Hamilton council approves debated vacant housing registration over owners’ objections

Encouraged by the fire chief’s description of how vacant houses can create significant damage to areas of town, Hamilton City Council voted Wednesday to require owners to register vacant residences and pay yearly fees that grow the longer their properties remain empty.

Council unanimously approved the ordinance over objections of property owners who argued they had little time to raise their objections to it. Before the approval, one change was made: Buildings do not need to be registered as vacant until they have been empty for four months, rather than two.

For a house that has been abandoned five years or more, the annual registration fee would be $3,200, with the fee starting at $200 the first year and doubling through year five.

Of the residential fires that happened in Hamilton during 2019, 21 percent were in vacant properties, Fire Chief Mark Mercer told the council. And, “In 2020, 23 percent of those were in vacant properties.”

Mercer detailed a series of fires since the 900 block of Greenwood Avenue that also ruined nearby buildings. Wood-frame houses in the area are more susceptible to fires, he said.

In January of 2019, a fire happened at 940 Greenwood, a house that was occupied. The next month, fire struck an empty house at 914 Greenwood. Seventeen days later, that property, which had been empty a long time again was on fire. In July 2020, a vacant house at 920 Greenwood was on fire. That house was demolished afterward.

Because of the 920 Greenwood fire, the next-door house at 918 Greenwood, which was occupied by a family, was damaged and became vacant after that. The next-door building on the other side, 922 Greenwood, also was damaged by the fire and was demolished. The building at 918 Greenwood was later purchased as an investment property “and sat vacant, causing blight in this neighborhood, to this current day. It’s still standing there,” Mercer said.

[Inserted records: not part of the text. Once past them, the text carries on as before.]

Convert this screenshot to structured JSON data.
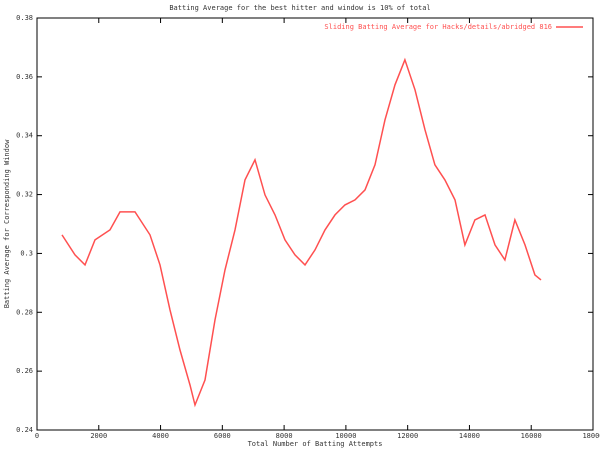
{
  "chart_data": {
    "type": "line",
    "title": "Batting Average for the best hitter and window is 10% of total",
    "x_label": "Total Number of Batting Attempts",
    "y_label": "Batting Average for Corresponding Window",
    "xlim": [
      0,
      18000
    ],
    "xticks": [
      0,
      2000,
      4000,
      6000,
      8000,
      10000,
      12000,
      14000,
      16000,
      18000
    ],
    "ylim": [
      0.24,
      0.38
    ],
    "yticks": [
      0.24,
      0.26,
      0.28,
      0.3,
      0.32,
      0.34,
      0.36,
      0.38
    ],
    "legend": "top-right",
    "x": [
      809,
      1230,
      1554,
      1878,
      2363,
      2687,
      3172,
      3658,
      3982,
      4305,
      4629,
      4953,
      5115,
      5438,
      5762,
      6086,
      6410,
      6733,
      7057,
      7381,
      7705,
      8028,
      8352,
      8676,
      8999,
      9323,
      9647,
      9970,
      10294,
      10618,
      10941,
      11265,
      11589,
      11912,
      12236,
      12560,
      12883,
      13207,
      13531,
      13854,
      14178,
      14502,
      14826,
      15149,
      15473,
      15797,
      16120,
      16315
    ],
    "series": [
      {
        "name": "Sliding Batting Average for Hacks/details/abridged 816",
        "color": "#ff5050",
        "values": [
          0.3063,
          0.2995,
          0.2961,
          0.3046,
          0.308,
          0.3141,
          0.3141,
          0.3063,
          0.2961,
          0.2808,
          0.2672,
          0.2553,
          0.2485,
          0.257,
          0.2774,
          0.2944,
          0.308,
          0.325,
          0.3318,
          0.3199,
          0.3131,
          0.3046,
          0.2995,
          0.2961,
          0.3012,
          0.308,
          0.3131,
          0.3165,
          0.3182,
          0.3216,
          0.3301,
          0.3454,
          0.3573,
          0.3658,
          0.3556,
          0.342,
          0.3301,
          0.325,
          0.3182,
          0.3029,
          0.3114,
          0.3131,
          0.3029,
          0.2978,
          0.3114,
          0.3029,
          0.2927,
          0.291
        ]
      }
    ]
  }
}
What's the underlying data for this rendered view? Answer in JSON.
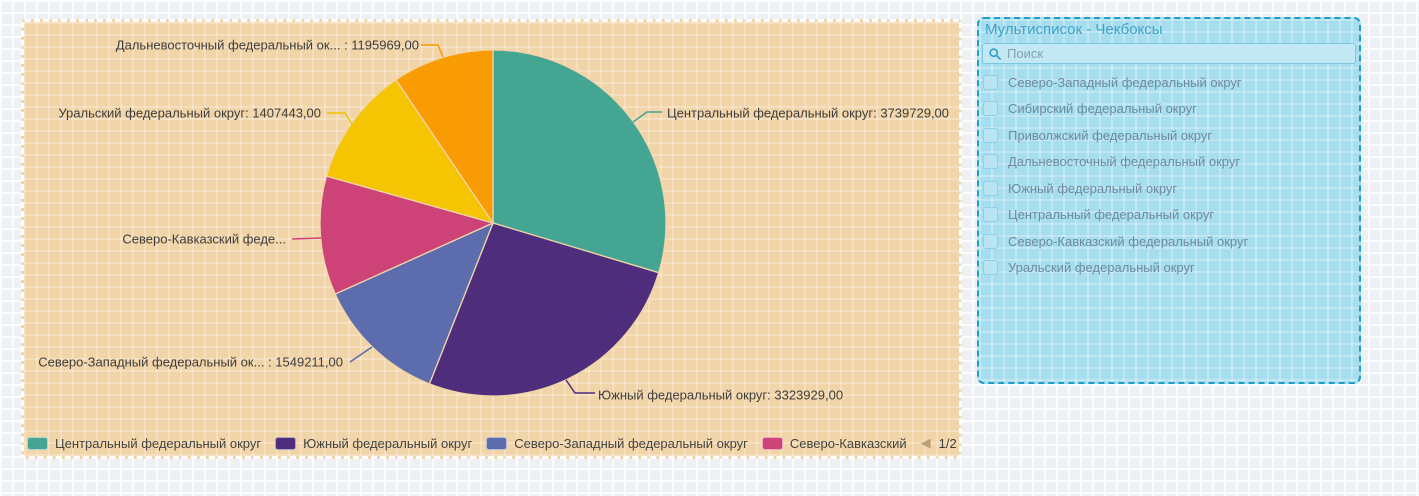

That building was declared a nuisance, and the city’s Nuisance Appeals Board ruled it needed to be demolished, “and three weeks after that ruling ... it caught fire again.” That blaze damaged the house next to it at 916 Greenwood, which was occupied by a woman and three children who were renting: “The building was damaged, the people lost all their property,” Mercer said.

Mercer said there were “eight fires in two years, in one block,” he said. “This is a neighborhood that has just been decimated by the blight.”

Hamilton real-estate agent Phil Morrical asked whether any arrests were made in those fires, “because having property in that area, I heard — and I think I made a call, even — that there was one person who was a suspect who was setting all these fires. If an arrest had been made, perhaps it would have been solved.”

Eric Vincent, president of the Butler County Real Estate Investors Association, earlier this week complained the legislation took him and others by surprise. He told the Journal-News and council he believes the ordinance will harm grieving families who have difficulty dealing with the emotional task of emptying the homes of deceased parents. Also, he was concerned about situations when someone is in the hospital and their home is empty.

Mercer said such situations are not what officials are trying to remedy. If a property is kept up while it is empty, if the utilities are on and it is not a nuisance to the neighborhood, he would waive the annual fees. Mercer said he would be “exceptionally liberal on that.”

Some citizens asked the city to postpone the vote, because, “I think the city has rushed to judgment on this,” Morrical said.

“I think this is another tool that we can use to get control of the blight, to reduce the blight,” Council Member Michael Ryan said before the vote. “This is something that we can use that will keep our first-responders safe, and that will keep our neighborhoods safe, and that will hopefully reduce the deterioration that we’re having in our historical neighborhoods, and to hold those accountable who are being negligent.”

Council Member Carla Fiehrer said, “The people we’re forgetting about are who are living next door to these properties. They’re the ones that we’re supposed to be speaking for.”

“I believe that we will monitor it,” Fiehrer added. “If we have to change it, we will. But I think this is a good thing to do.”

Ryan followed up: “As Carla said, it is not fair for the old ladies that live in Lindenwald that are 80 years old, who live in the same home for 50 years and they’ve got to wake up and stare at a home that is causing problems for the neighborhood.”

“Let’s just see how this works in action,” Mayor Pat Moeller told Vincent when he spoke against the legislation during the meeting.